What would the store be without it? Less identifiable, less formed. So much of our landscape is created by commerce, virtually all of it is, that it is part of our real and conceptual way finding system. What doesn’t exist, we are obliged to invent.

Naomi Klein, and you knew I was getting to her, didn’t you, would have us believe that logos are a blight, and more than that, that they are an invasion, and more than that that they are a predation. But in fact, no logo is bad anthro-a failure to see, to reckon with the fact that we are, whether we like it or not, almost nothing if not an artifact of commercial forces.

It may be that Klein is right to insist that there are costs and penalties to such a thing, and it is certainly true that we need people to ferret these out and sum them up. What we should not do, I believe, is to make our unhappiness with commerce grounds for a constant posturing against it. If only because the argument is well and truly made. Enough already. But no. The argument is returned to again and again as if it contained difficulties and complexities we hadn’t quite got to the last time round. Some version of this argument has been with us throughout the Western tradition (see Brantlinger, Carey and Docker, below). Certainly it has been robust since the Frankfurt school, and more recently as a result of the efforts of the likes of Ewen and Stuart Hall and the Birmingham school. But it keeps coming back with unexpected freshness, as if the argument were brand new, or, as I say, somehow hard to think.

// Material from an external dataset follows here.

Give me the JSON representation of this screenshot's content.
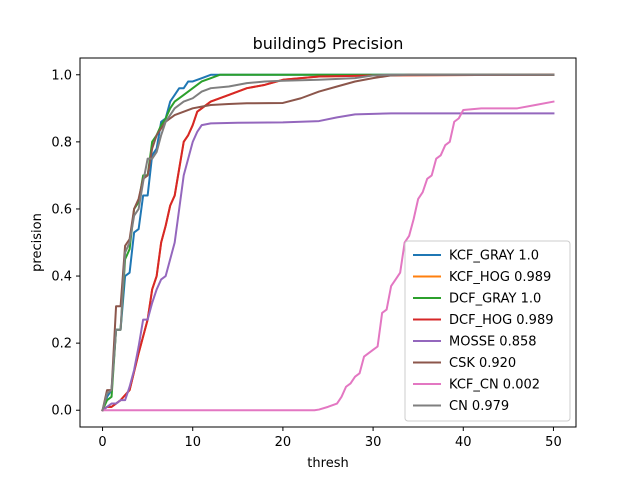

Here’s something fresh and hard to think. So much of commerce is warp to culture’s woof that it is now almost impossible to distinguish them. To insist on doing so is almost single handedly responsible for the troubling ironies that so amused, but why preoccupied, the 1990s: oh, that Klein is reported to be getting rich from the sale of her book, that Michael Moore is rumored to have bought 3 condos, that Moby used clothing stores and advertisements to sell his music, that Courtney love sold Kurt’s memories for $4 million. No good things can come from commercial motives. No authenticity can come from something touched by the market place. Commerce is pandering. These are a few of our favorite things to think about the commercial culture. They prevent us from the real intellectual challenge here: not how to think about culture and commerce separately, Klein demonstrates that anybody can do this. The real challenge is thinking about how they go together. Not to celebrate that they go together. God knows we have had enough of that. But to understand what it is to live in a society where culture and commerce live out of one another’s pockets. Like it or not, this is who we are and how we live. It will decide what becomes of us.

The time has come to stop protesting the effect of commerce on culture and see how the two run together. How else are we to understand why someone would make a logo for their store front.

Brantlinger, Patrick. 1983. Bread and Circuses: Theories of Mass Culture as Social Decay . Ithaca: Cornell University Press.

Carey, John. 1992. The Intellectuals and the Masses: pride and prejudice among the literary intelligentsia, 1880-1939. London: Faber and Faber.

Docker, John. 1994. Postmodernism and popular culture: a cultural history. Cambridge. New York: Cambridge University Press.